Posted by: TJ | Jul 24, 2012 4:03:11 PM
Is anyone posting on here a current or former prosecutor? I am and we always consult with victims of all crimes. It's more a courtesy than anything. It doesn't necessarily change the decision - that's up to the office, not the victim. I think it's the policy of almost every office I'm aware of to at leat consult with them and explain why you're seeking the punishment you are.
Posted by: We'd | Jul 24, 2012 7:52:18 PM
I saw the same thing that 'k' did, and that does seem appropriate to me, as long as the victim consultation is one aspect of the decision-making process and not determinative.

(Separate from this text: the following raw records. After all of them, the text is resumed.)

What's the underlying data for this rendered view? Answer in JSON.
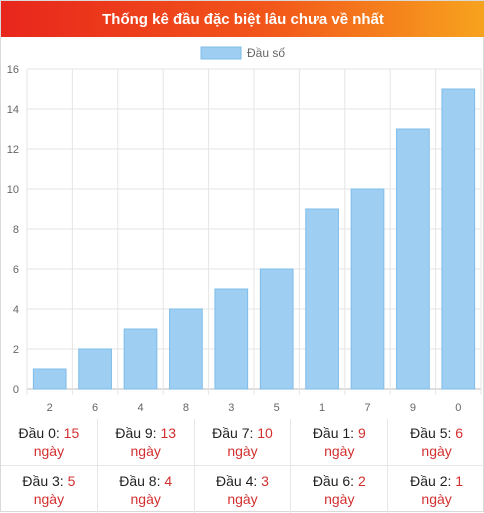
{
  "header": {
    "title": "Thống kê đầu đặc biệt lâu chưa về nhất"
  },
  "colors": {
    "bar": "#9ecff3",
    "bar_border": "#7fbce9",
    "days_text": "#d32f2f"
  },
  "chart_data": {
    "type": "bar",
    "categories": [
      "2",
      "6",
      "4",
      "8",
      "3",
      "5",
      "1",
      "7",
      "9",
      "0"
    ],
    "series": [
      {
        "name": "Đầu số",
        "values": [
          1,
          2,
          3,
          4,
          5,
          6,
          9,
          10,
          13,
          15
        ]
      }
    ],
    "yticks": [
      0,
      2,
      4,
      6,
      8,
      10,
      12,
      14,
      16
    ],
    "ylim": [
      0,
      16
    ],
    "grid": true,
    "legend": "top-center"
  },
  "stats": {
    "unit": "ngày",
    "items": [
      {
        "label": "Đầu 0:",
        "value": "15"
      },
      {
        "label": "Đầu 9:",
        "value": "13"
      },
      {
        "label": "Đầu 7:",
        "value": "10"
      },
      {
        "label": "Đầu 1:",
        "value": "9"
      },
      {
        "label": "Đầu 5:",
        "value": "6"
      },
      {
        "label": "Đầu 3:",
        "value": "5"
      },
      {
        "label": "Đầu 8:",
        "value": "4"
      },
      {
        "label": "Đầu 4:",
        "value": "3"
      },
      {
        "label": "Đầu 6:",
        "value": "2"
      },
      {
        "label": "Đầu 2:",
        "value": "1"
      }
    ]
  }
}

Posted by: Andrew MacKie-Mason | Jul 25, 2012 12:37:10 AM
We'd is right. Note that the Colorado constitution - Title 24 article 4.1 part III mandates consultation with victims re sentencing. I imagine every state has a similar amendment or statute, and there is also 18 USC 3771 for the federal statute. The prosecutor alway has the final say. Here, assuming that the defendant is determined to be sane (legally), it is hard to imagine a prosecutoir not seeking the death penalty in any state in wihc death is a sentencing alternative.
Sens. Feinstein and Kyl used to push a constitutional amendment for victims rights. It got longer and longer every year in response ot complaints from prosecutors and finally collapsed of its own weight
Posted by: jt | Jul 25, 2012 11:16:34 AM
I think TJ's comments were on the mark -- I like to phrase the problem succinctly as whether we have a vengeance system or a justice system. As TJ noted, your view will likely be formed by how close you are to one of those poles.
Posted by: DHMCarver | Jul 25, 2012 12:21:50 PM
Unfortunately, our supposedly "rule-of-law" and "equal-protection" society countenances discrimination all the time, as was obvious in the payments made to families of the victims in the Twin Towers disaster settlement.
You are more important and more valuable if you:
Are supporting children.
Single and childfree folks' lives just aren't worth much, especially if they're foreigners.